In 1966, Franck met Cartier-Bresson, who epitomised Magnum's tradition of humanitarian photography. Franck was adamant that she would neither bask in his reflection nor disappear in his shadow and she joined the Vu agency in 1970. Her first solo exhibition was planned for the ICA in London that year; when she saw that the invitations were embossed with the information that her husband would be present at the launch, she cancelled the show.

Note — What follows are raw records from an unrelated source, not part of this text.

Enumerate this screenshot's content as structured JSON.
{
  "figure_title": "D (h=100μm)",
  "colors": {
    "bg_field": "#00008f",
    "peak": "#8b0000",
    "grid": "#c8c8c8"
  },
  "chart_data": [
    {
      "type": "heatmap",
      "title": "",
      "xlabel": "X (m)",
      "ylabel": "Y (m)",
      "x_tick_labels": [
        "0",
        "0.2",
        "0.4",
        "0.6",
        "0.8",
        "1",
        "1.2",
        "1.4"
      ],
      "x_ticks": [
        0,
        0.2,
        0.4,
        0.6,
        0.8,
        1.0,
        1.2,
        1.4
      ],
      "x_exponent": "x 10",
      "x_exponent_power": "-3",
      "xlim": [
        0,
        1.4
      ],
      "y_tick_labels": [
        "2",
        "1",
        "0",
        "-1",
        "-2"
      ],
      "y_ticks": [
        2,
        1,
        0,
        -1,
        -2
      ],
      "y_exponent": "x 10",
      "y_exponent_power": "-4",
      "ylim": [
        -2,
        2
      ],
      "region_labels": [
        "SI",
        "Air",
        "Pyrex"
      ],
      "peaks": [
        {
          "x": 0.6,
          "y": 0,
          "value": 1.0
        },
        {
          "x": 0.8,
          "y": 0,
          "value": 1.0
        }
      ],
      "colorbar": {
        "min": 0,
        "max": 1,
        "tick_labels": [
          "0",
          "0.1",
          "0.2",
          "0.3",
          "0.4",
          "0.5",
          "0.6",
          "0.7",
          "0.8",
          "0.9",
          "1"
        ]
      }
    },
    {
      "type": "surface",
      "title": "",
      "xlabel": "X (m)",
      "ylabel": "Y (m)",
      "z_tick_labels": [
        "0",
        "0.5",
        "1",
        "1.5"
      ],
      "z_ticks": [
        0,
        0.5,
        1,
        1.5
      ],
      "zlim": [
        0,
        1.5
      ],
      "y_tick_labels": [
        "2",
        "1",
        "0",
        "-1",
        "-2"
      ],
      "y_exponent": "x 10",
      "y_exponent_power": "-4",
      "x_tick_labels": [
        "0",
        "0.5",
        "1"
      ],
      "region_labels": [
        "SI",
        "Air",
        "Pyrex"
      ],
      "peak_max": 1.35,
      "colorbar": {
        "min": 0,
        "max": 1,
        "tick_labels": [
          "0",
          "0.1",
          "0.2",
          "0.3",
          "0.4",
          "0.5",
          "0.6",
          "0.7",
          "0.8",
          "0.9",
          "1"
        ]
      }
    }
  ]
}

With Vu's demise, Franck co-founded the Viva agency in 1972. It also collapsed and it was not until 1980 that Franck joined Magnum, becoming a full member in 1983. She was one of the few women to be accepted into the agency and served as vice-president from 1998 to 2000. Eschewing the war/human tragedy reportage that characterised Magnum's reputation, Franck continued her projects on marginal or isolated lives. When I first met her, in the 1990s, she had just completed her book on Tory Island, a "small rock" off the northern Irish coast with a population of around 130 Gaelic-speakers, where she lived in order to document their way of life.

Always a feminist, Franck was not above picking a grandiose book title – such as Des Femmes et la Création. It is typical that one of her final projects involved three weeks spent visiting small villages in Gujerat, western India, documenting young girls embroidering their own dowries.

As well as their homage to Balthus, Franck and Cartier-Bresson undertook a joint project in the Soviet Union. Franck also created a small book of portraits of her husband. Among the most memorable of this similarly shy and elusive character is that taken from behind, showing the back of his head. His reflection in the square mirror before him is repeated in the self-portrait he is sketching: a reflection on a reflection. Franck never used him as mentor or protector but warmly concluded: "Henri was both critical and inspirational as well as warmly supportive of me as a photographer." They had a daughter, Melanie, another reason for Franck to operate close to home when possible.

Franck's brother, the photographic curator and collector Eric Franck, affirms: "Henri was always very generous in encouraging her work, something she respected greatly." Franck's sister-in-law, Louise Baring, adds: "What was so extraordinary about Martine was that with subtlety and grace she could both be a great photographer herself and at the same time honour her husband's tradition."

She worked hard to launch the Fondation Henri Cartier-Bresson in 2002; Henri died two years later. In 2005, she was made a chevalier of the Légion d'Honneur. After her diagnosis with bone marrow cancer in 2010, she continued showing her work, and had exhibitions earlier this year at the Howard Greenberg Gallery in New York and at the Claude Bernard Gallery in Paris.

She is survived by Melanie, three grandchildren and her brother, Eric.